Sood: Hectic in meeting
Sood: Hectic in meeting

Diplomacy not politics will dictate Nepal’s tumultuous journey ahead, wrote a prominent columnist.

Indeed, as constitutional complications abound in the post-poll Nepal, diplomacy has in some cases even exceeded the limits.

It was largely diplomatic pressure, or persuasion, that came handy for the power-crazy prime minister Girija Prasad Koirala to change his mind on quitting the chair after the poll debacle.

Koirala has been busy receiving foreign diplomats and important calls from foreign capitals.

Taken aback by the strong showing of the Maoists at the hosting key international powers are busy chalking out ways to block the red brigade’s march to Singh Durbar, according to the source.

The US position is said to be “discourage” a Maoist government. Ambassador Nancy Powell has gone to Washington for further consultations on the new developments in Kathmandu.

A one-time ambassador to a key strategic ally, Pakistan, and a diplomat with the intelligence background, the American envoy’s briefing in the State Department and the briefing she will get will certainly carry much more importance than is normally assumed. 

Significantly, she has traveled to Washington via Delhi that has the highest stake in Nepal affairs.  India has publicly expressed readiness to work with any government. But the influential neighbor’s discomfort is no secret. 

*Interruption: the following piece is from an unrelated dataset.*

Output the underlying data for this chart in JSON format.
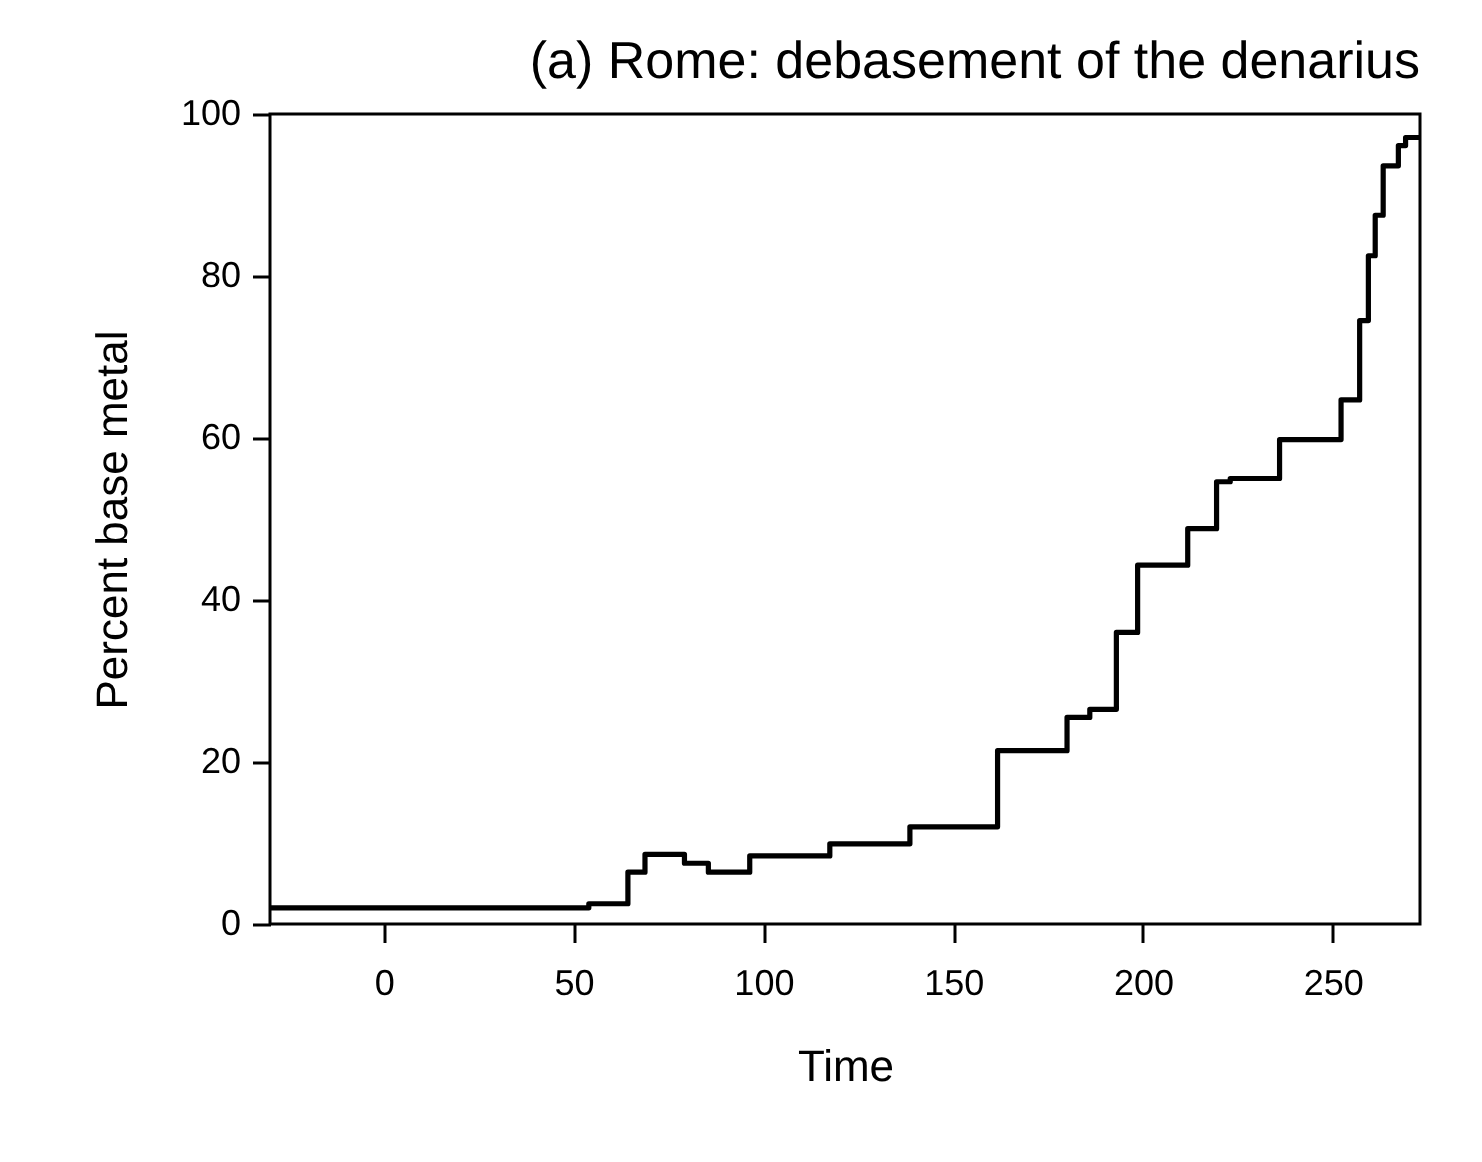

The urgency was well underscored by the hectic meetings the newly arrived ambassador Rakesh Sood got engaged in even before presenting his credentials.

Sood presented the credentials on Wednesday. By then, he had already made it to the prime minister’s official residence at Baluwatar to see Koirala and to the party central office at Buddhnagar to visit the Maoist chief Prachanda.  

Not far behind was the northern neighbor. China sent a high level delegation of the international department of the ruling communist party. Without big publicity.

The delegation met a cross section of the Nepalese leaders and the intelligentsia in Kathmandu and, even, the ordinary people on the outskirts of the capital valley.

The message was unmistaken, said a China watcher. ‘We too are here. Don’t count us out.’

The Europeans may have reconciled – some are even said to be happy – to the prospect of an ultra left-led government in one of the world’s poorest countries.

Others have not. For obvious reasons. They have a lot more stakes in the geo-politically very strategic Nepal.

They have divergent interests. They collide more often than collude.

Nepal faces the fall-out – mostly negative. The political instability that has plagued the country since its emergence more than two centuries ago is a testimony.

As diplomacy looks set to overtake politics – one more time -- in shaping the future of the much touted New Nepal, bigger challenges await the yam between the two boulders.